Maybe try working out or something?
I remember when I became a robot, though I didn't know it at the time.
It was the last day of elementary school. All of the couples were hugging each other goodbye before they got on the bus.
I stood there thinking I'd get one too.
I didn't.
Twenty or so years later, the ride still hasn't ended.
>>29844911
The gym around me are pretty crowded since it's free to residents. I piss a lot of people off whenever I try and go there. I'm skinny and have no form so people get pissy the moment i get on a machine. One time The manager had to come over and get me when it looked like one buff guy was going to tear me off the bench press. I don't wanna go there again.
>>29845015
Go to different gym and/or fix your shit form. Also don't use machine but use barbells for lifting.

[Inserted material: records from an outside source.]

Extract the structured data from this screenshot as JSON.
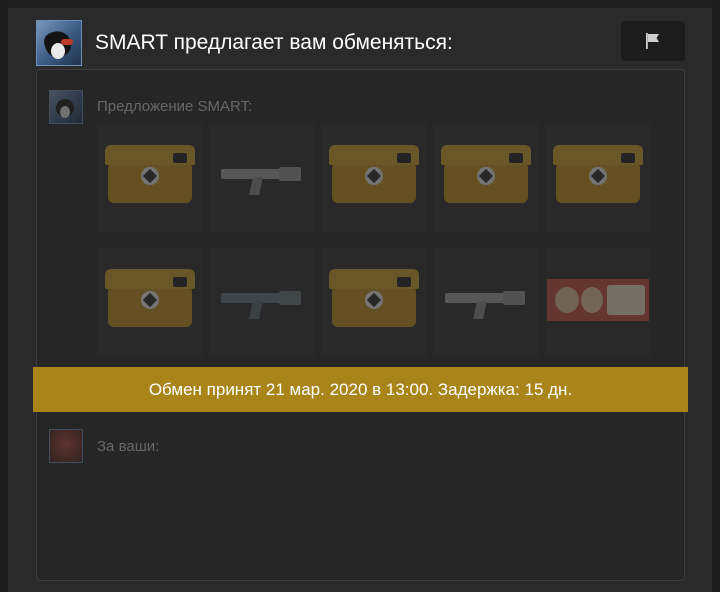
{
  "trade": {
    "title": "SMART предлагает вам обменяться:",
    "partner_name": "SMART",
    "report_icon": "flag-icon",
    "offer_label": "Предложение SMART:",
    "your_label": "За ваши:",
    "status_banner": "Обмен принят 21 мар. 2020 в 13:00. Задержка: 15 дн.",
    "colors": {
      "banner": "#a98419",
      "background": "#2a2a2b",
      "panel": "#262627",
      "avatar_border": "#6b8fb8"
    }
  },
  "offer_items": [
    {
      "kind": "case",
      "icon": "weapon-case-icon"
    },
    {
      "kind": "weapon",
      "icon": "rifle-icon"
    },
    {
      "kind": "case",
      "icon": "weapon-case-icon"
    },
    {
      "kind": "case",
      "icon": "weapon-case-icon"
    },
    {
      "kind": "case",
      "icon": "weapon-case-icon"
    },
    {
      "kind": "case",
      "icon": "weapon-case-icon"
    },
    {
      "kind": "weapon",
      "icon": "pistol-icon"
    },
    {
      "kind": "case",
      "icon": "weapon-case-icon"
    },
    {
      "kind": "weapon",
      "icon": "smg-icon"
    },
    {
      "kind": "sticker",
      "icon": "sticker-icon"
    }
  ]
}
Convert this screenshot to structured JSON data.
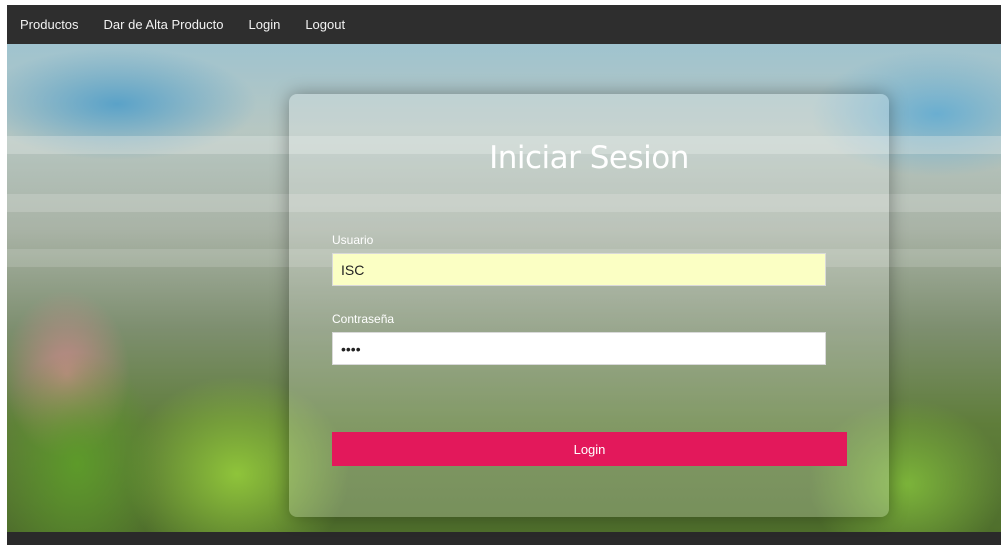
{
  "navbar": {
    "items": [
      {
        "label": "Productos"
      },
      {
        "label": "Dar de Alta Producto"
      },
      {
        "label": "Login"
      },
      {
        "label": "Logout"
      }
    ]
  },
  "login_form": {
    "title": "Iniciar Sesion",
    "username_label": "Usuario",
    "username_value": "ISC",
    "password_label": "Contraseña",
    "password_value": "••••",
    "submit_label": "Login"
  },
  "colors": {
    "navbar_bg": "#2e2e2e",
    "button_bg": "#e3185b",
    "username_field_bg": "#fbffc4"
  }
}
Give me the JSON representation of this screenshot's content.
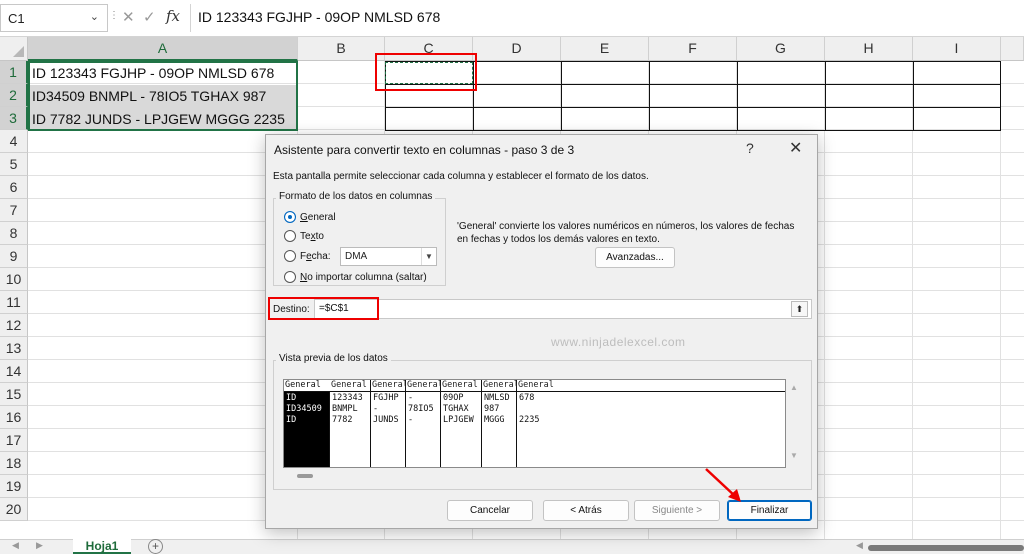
{
  "formula_bar": {
    "name_box": "C1",
    "chevron": "⌄",
    "cancel_glyph": "✕",
    "enter_glyph": "✓",
    "fx_label": "fx",
    "formula": "ID 123343 FGJHP - 09OP NMLSD 678"
  },
  "columns": [
    "A",
    "B",
    "C",
    "D",
    "E",
    "F",
    "G",
    "H",
    "I"
  ],
  "rows": [
    "1",
    "2",
    "3",
    "4",
    "5",
    "6",
    "7",
    "8",
    "9",
    "10",
    "11",
    "12",
    "13",
    "14",
    "15",
    "16",
    "17",
    "18",
    "19",
    "20"
  ],
  "cells": {
    "A1": "ID 123343 FGJHP - 09OP NMLSD 678",
    "A2": "ID34509 BNMPL - 78IO5 TGHAX 987",
    "A3": "ID 7782 JUNDS - LPJGEW MGGG 2235"
  },
  "sheet_tabs": {
    "active": "Hoja1",
    "add_glyph": "+"
  },
  "dialog": {
    "title": "Asistente para convertir texto en columnas - paso 3 de 3",
    "help": "?",
    "close": "✕",
    "description": "Esta pantalla permite seleccionar cada columna y establecer el formato de los datos.",
    "format_group_title": "Formato de los datos en columnas",
    "options": {
      "general": "eneral",
      "general_hotkey": "G",
      "text": "Te",
      "text_hotkey": "x",
      "text_rest": "to",
      "date": "F",
      "date_hotkey": "e",
      "date_rest": "cha:",
      "skip": "o importar columna (saltar)",
      "skip_hotkey": "N"
    },
    "date_format": "DMA",
    "explanation": "'General' convierte los valores numéricos en números, los valores de fechas en fechas y todos los demás valores en texto.",
    "advanced_button": "Avanzadas...",
    "destination_label": "Destino:",
    "destination_value": "=$C$1",
    "watermark": "www.ninjadelexcel.com",
    "preview_title": "Vista previa de los datos",
    "preview": {
      "headers": [
        "General",
        "General",
        "General",
        "General",
        "General",
        "General",
        "General"
      ],
      "rows": [
        [
          "ID",
          "123343",
          "FGJHP",
          "-",
          "09OP",
          "NMLSD",
          "678"
        ],
        [
          "ID34509",
          "BNMPL",
          "-",
          "78IO5",
          "TGHAX",
          "987",
          ""
        ],
        [
          "ID",
          "7782",
          "JUNDS",
          "-",
          "LPJGEW",
          "MGGG",
          "2235"
        ]
      ]
    },
    "buttons": {
      "cancel": "Cancelar",
      "back": "< Atrás",
      "next": "Siguiente >",
      "finish": "Finalizar"
    }
  },
  "colors": {
    "excel_green": "#217346",
    "highlight_red": "#e00000",
    "dialog_bg": "#f0f0f0",
    "radio_blue": "#0067c0"
  }
}
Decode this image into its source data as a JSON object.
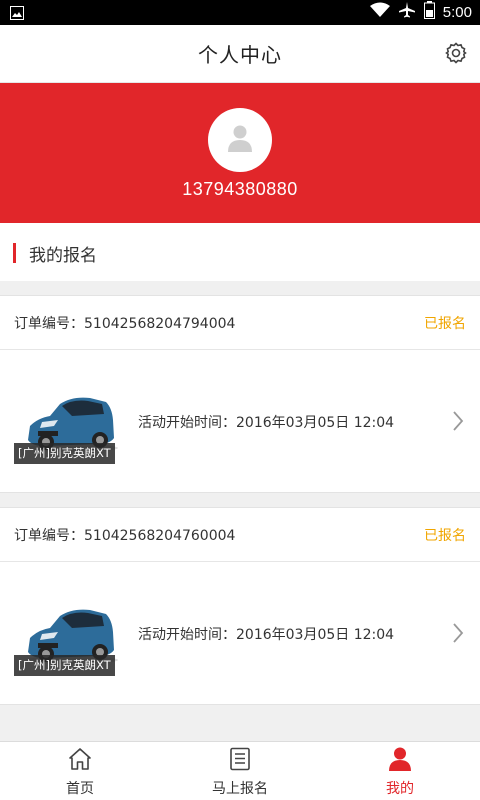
{
  "status_bar": {
    "time": "5:00",
    "icons": [
      "image-icon",
      "wifi-icon",
      "airplane-icon",
      "battery-icon"
    ]
  },
  "header": {
    "title": "个人中心",
    "settings_icon": "gear-icon"
  },
  "profile": {
    "phone": "13794380880",
    "avatar_icon": "user-icon"
  },
  "section": {
    "title": "我的报名"
  },
  "orders": [
    {
      "order_no_label": "订单编号：51042568204794004",
      "status": "已报名",
      "car_tag": "[广州]别克英朗XT",
      "activity_time": "活动开始时间：2016年03月05日 12:04"
    },
    {
      "order_no_label": "订单编号：51042568204760004",
      "status": "已报名",
      "car_tag": "[广州]别克英朗XT",
      "activity_time": "活动开始时间：2016年03月05日 12:04"
    }
  ],
  "tabbar": {
    "items": [
      {
        "label": "首页",
        "icon": "home-icon"
      },
      {
        "label": "马上报名",
        "icon": "list-icon"
      },
      {
        "label": "我的",
        "icon": "user-icon"
      }
    ],
    "active_index": 2
  },
  "colors": {
    "brand": "#e1262a",
    "status": "#f0a500"
  }
}
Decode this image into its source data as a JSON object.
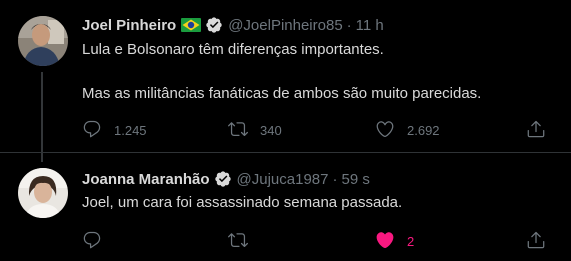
{
  "colors": {
    "background": "#000000",
    "text": "#d9d9d9",
    "muted": "#6e767d",
    "verified": "#d9d9d9",
    "like_active": "#f91880",
    "divider": "#2f3336"
  },
  "tweets": [
    {
      "author_name": "Joel Pinheiro",
      "flag_icon": "brazil-flag-icon",
      "verified_icon": "verified-badge-icon",
      "handle": "@JoelPinheiro85",
      "separator": "·",
      "time": "11 h",
      "text_lines": [
        "Lula e Bolsonaro têm diferenças importantes.",
        "Mas as militâncias fanáticas de ambos são muito parecidas."
      ],
      "reply_count": "1.245",
      "retweet_count": "340",
      "like_count": "2.692"
    },
    {
      "author_name": "Joanna Maranhão",
      "verified_icon": "verified-badge-icon",
      "handle": "@Jujuca1987",
      "separator": "·",
      "time": "59 s",
      "text_lines": [
        "Joel, um cara foi assassinado semana passada."
      ],
      "reply_count": "",
      "retweet_count": "",
      "like_count": "2",
      "liked": true
    }
  ]
}
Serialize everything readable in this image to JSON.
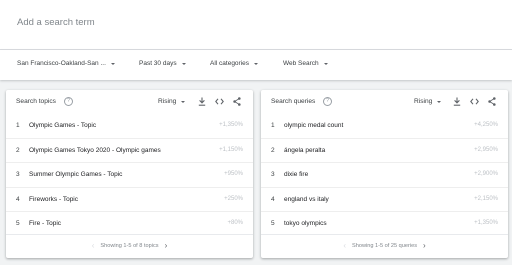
{
  "search": {
    "placeholder": "Add a search term"
  },
  "filters": {
    "location": "San Francisco-Oakland-San ...",
    "time_range": "Past 30 days",
    "category": "All categories",
    "property": "Web Search"
  },
  "topics_card": {
    "title": "Search topics",
    "mode": "Rising",
    "rows": [
      {
        "rank": "1",
        "label": "Olympic Games - Topic",
        "value": "+1,350%"
      },
      {
        "rank": "2",
        "label": "Olympic Games Tokyo 2020 - Olympic games",
        "value": "+1,150%"
      },
      {
        "rank": "3",
        "label": "Summer Olympic Games - Topic",
        "value": "+950%"
      },
      {
        "rank": "4",
        "label": "Fireworks - Topic",
        "value": "+250%"
      },
      {
        "rank": "5",
        "label": "Fire - Topic",
        "value": "+80%"
      }
    ],
    "pager": "Showing 1-5 of 8 topics"
  },
  "queries_card": {
    "title": "Search queries",
    "mode": "Rising",
    "rows": [
      {
        "rank": "1",
        "label": "olympic medal count",
        "value": "+4,250%"
      },
      {
        "rank": "2",
        "label": "ángela peralta",
        "value": "+2,950%"
      },
      {
        "rank": "3",
        "label": "dixie fire",
        "value": "+2,900%"
      },
      {
        "rank": "4",
        "label": "england vs italy",
        "value": "+2,150%"
      },
      {
        "rank": "5",
        "label": "tokyo olympics",
        "value": "+1,350%"
      }
    ],
    "pager": "Showing 1-5 of 25 queries"
  },
  "icons": {
    "help": "help-circle-icon",
    "download": "download-icon",
    "embed": "embed-code-icon",
    "share": "share-icon",
    "prev": "chevron-left-icon",
    "next": "chevron-right-icon"
  },
  "colors": {
    "text": "#202124",
    "muted": "#80868b",
    "value": "#bdc1c6",
    "background": "#f1f3f4"
  }
}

Lurk /fit/ and get fit. People naturally like people who look lean, strong, and healthy. Having a good body will help you mentally too.
>>29845068
Look, I appreciate what you're trying to do. But I don't have a car. Gyms are too far away. Other gyms have the same type of people. I do run often though. It helps.
>>29844951
I remember eating lunch in the bathroom until i found a nice spot outside i could eat at.